Ronald Minnich of LinuxBIOS on EFI
Posted Feb 7, 2007 2:54 UTC (Wed) by
zlynx (subscriber, #2285)
In reply to:
Ronald Minnich of LinuxBIOS on EFI by moxfyre
Parent article:
Second batch of FOSDEM interviews
Everyone should be aware that this "problem", having the system BIOS/firmware/EFI executing unknown code, already exists. This is why the NSA has groups of people who disassemble and examine the firmware of every component of secure government PCs.
So, if vendors desired it, they could already be doing what you fear. There is nothing special about SMM+EFI that SMM+BIOS cannot already do.
Those on-board NICs? How do you know they don't already accept signed code packets from the FBI, NSA, or their Japanese, Taiwanese, Chinese equivalents and execute them in SMM? Like that Firewire unrestricted DMA hack, it'd be a great way to sneak into the system and pull the encrypt keys out of RAM.

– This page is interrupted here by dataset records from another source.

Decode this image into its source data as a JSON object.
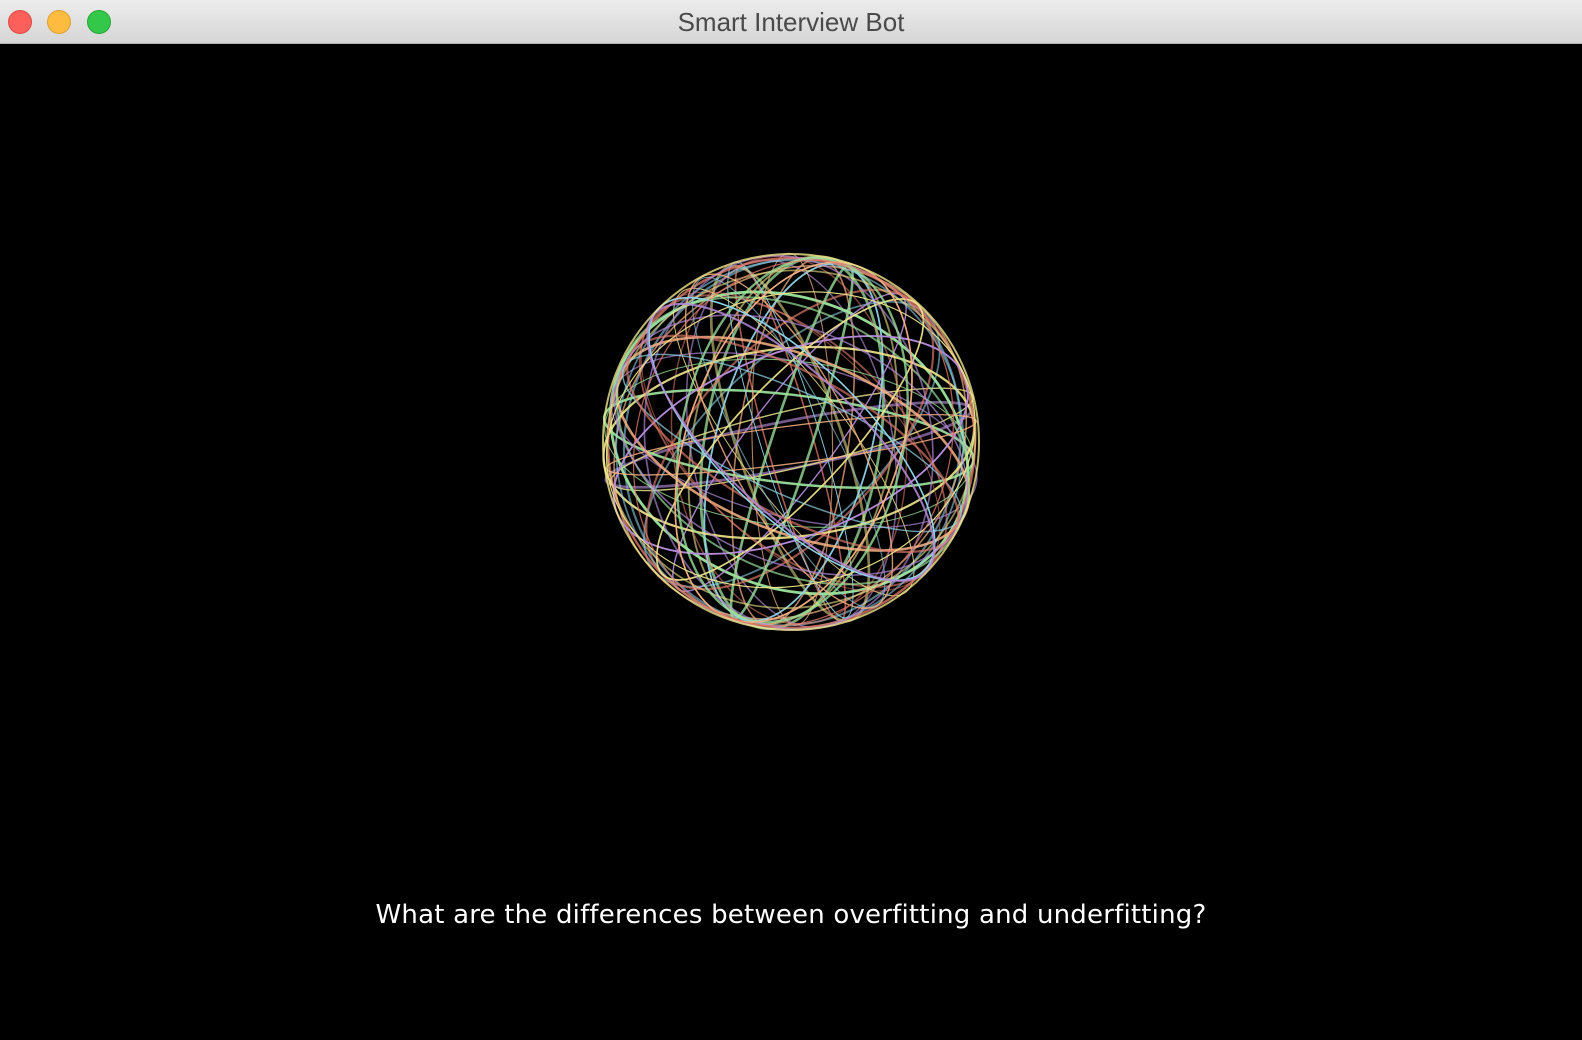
{
  "window": {
    "title": "Smart Interview Bot",
    "traffic_lights": {
      "close": {
        "icon": "close-icon",
        "color": "#fc605b"
      },
      "minimize": {
        "icon": "minimize-icon",
        "color": "#fdbc40"
      },
      "zoom": {
        "icon": "zoom-icon",
        "color": "#34c84a"
      }
    }
  },
  "main": {
    "background": "#000000",
    "visualizer": {
      "icon": "wireframe-sphere-icon",
      "colors": [
        "#f0e68c",
        "#8fd3e8",
        "#e07a6a",
        "#b48ad8",
        "#9be09b",
        "#f4b183"
      ]
    },
    "question": "What are the differences between overfitting and underfitting?"
  }
}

And it isn't just the motherboard BIOS to worry about. Operating systems trust the hardware. The OS tells it to read a block and DMA to memory location X. Nothing prevents hardware from reading two blocks and writing to X and Y (except an IOMMU, perhaps). Your video card could by spying on you. It could even be writing the spy data to hard drive or the network: PCI bus mastering allows that.
Why worry about the future when you're already far too trusting.